Но он не остановился. Я рассердилась. Когда я платила ему тысячи франков за прическу, он от меня не убегал! Я пошла за ним. Он ускорил шаг. Я сделала то же самое. Он попытался было бежать, но какой-то господин, видевший всю сцену, ухватил его за руку:
– Эта дама обращается к вам!
Ван Стаен смирился со своей участью. Остановился и дождался, пока я подойду. Тихим жалобным голосом попросил не обращаться к нему больше по имени.
– Но что вы тут делаете?
Он рассказал мне, как в первые дни войны, преисполнившись патриотизма, решил отправиться на фронт защищать родную Бельгию. Но, заслышав грохот орудий, немедленно удрал в Голландию и попросил убежища. Я глянула на него с притворным презрением.
– Раз уж вы здесь, займитесь моими волосами.

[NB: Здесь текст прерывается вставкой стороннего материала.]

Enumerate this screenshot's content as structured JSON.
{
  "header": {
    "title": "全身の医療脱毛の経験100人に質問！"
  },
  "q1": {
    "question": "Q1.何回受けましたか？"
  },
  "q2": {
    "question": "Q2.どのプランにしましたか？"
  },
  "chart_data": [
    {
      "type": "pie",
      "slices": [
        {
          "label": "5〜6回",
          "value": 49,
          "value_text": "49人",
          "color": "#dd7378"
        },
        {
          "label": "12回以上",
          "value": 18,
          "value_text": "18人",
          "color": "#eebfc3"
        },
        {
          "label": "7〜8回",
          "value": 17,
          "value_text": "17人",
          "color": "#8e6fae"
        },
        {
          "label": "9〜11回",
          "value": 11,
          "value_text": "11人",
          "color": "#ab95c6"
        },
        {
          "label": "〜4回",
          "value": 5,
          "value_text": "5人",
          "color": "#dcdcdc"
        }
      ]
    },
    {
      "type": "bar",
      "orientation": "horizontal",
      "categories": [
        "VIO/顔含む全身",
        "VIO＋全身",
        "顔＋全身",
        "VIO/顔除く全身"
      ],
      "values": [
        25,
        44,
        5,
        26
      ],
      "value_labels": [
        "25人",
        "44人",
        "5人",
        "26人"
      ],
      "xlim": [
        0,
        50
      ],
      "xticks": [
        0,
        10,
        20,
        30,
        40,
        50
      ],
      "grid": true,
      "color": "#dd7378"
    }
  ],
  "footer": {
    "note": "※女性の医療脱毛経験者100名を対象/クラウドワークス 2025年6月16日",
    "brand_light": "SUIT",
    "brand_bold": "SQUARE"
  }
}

На самом деле мне было необходимо вернуть себе хоть толику былой уверенности, по крайней мере пока не придет мой багаж. Денег, что мне дал Франц, мне хватило бы на месяц или два, тем временем я бы нашла способ вернуться в Париж. Я спросила у Мориса, где здесь можно ненадолго остановиться – в Амстердаме у меня был приятель, и я собиралась найти его и переждать с его помощью самые трудные времена.

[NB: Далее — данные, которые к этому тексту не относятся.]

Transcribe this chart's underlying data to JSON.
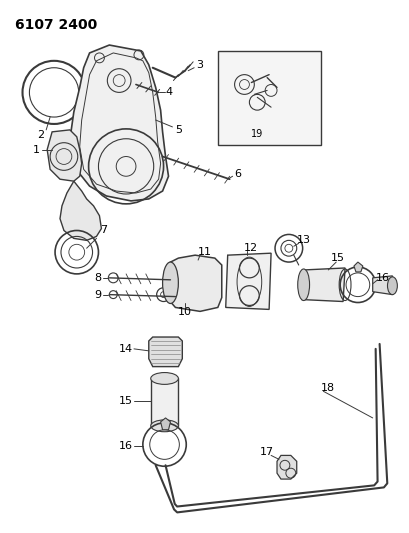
{
  "title": "6107 2400",
  "bg_color": "#ffffff",
  "line_color": "#3a3a3a",
  "label_color": "#000000",
  "figsize": [
    4.1,
    5.33
  ],
  "dpi": 100
}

Год спустя заботами моего приятеля-банкира, с которым мы познакомились в Париже, я перебралась в Гаагу. Он снял мне квартирку для встреч, но однажды перестал за нее платить – просто так, без объяснений, возможно потому, что устал от моих чудачеств, тем паче, что они, как он однажды выразился, «чересчур дорого» ему обходились. Но в ответ услышал, что «чудак – это тот, кто ищет утраченную юность между ног у женщины на десять лет моложе себя».
Он принял это на свой счет – чего я, собственно, и добивалась, – и велел мне убираться из его дома. Однажды, когда я была маленькой, родители привезли меня в Гаагу, и даже тогда она была довольно унылым городом, теперь же – с тех пор, как из-за войны, с яростью лесного пожара пожиравшей соседние страны, были введены карточки на продукты и закрыты ночные увеселительные заведения, – превратилась в помесь богадельни, шпионского гнезда и огромного кабака, где инвалиды и дезертиры топили горести в вине, быстро напивались и затевали драки, обыкновенно со смертельным исходом. Я попыталась было устроить несколько представлений, что-нибудь на древнеегипетскую тему, полагая, что критики не больше моего разбираются в древнеегипетских танцах, а потому никто не посмеет уличить меня в обмане. Но театры пустовали, и никого мое предложение не заинтересовало.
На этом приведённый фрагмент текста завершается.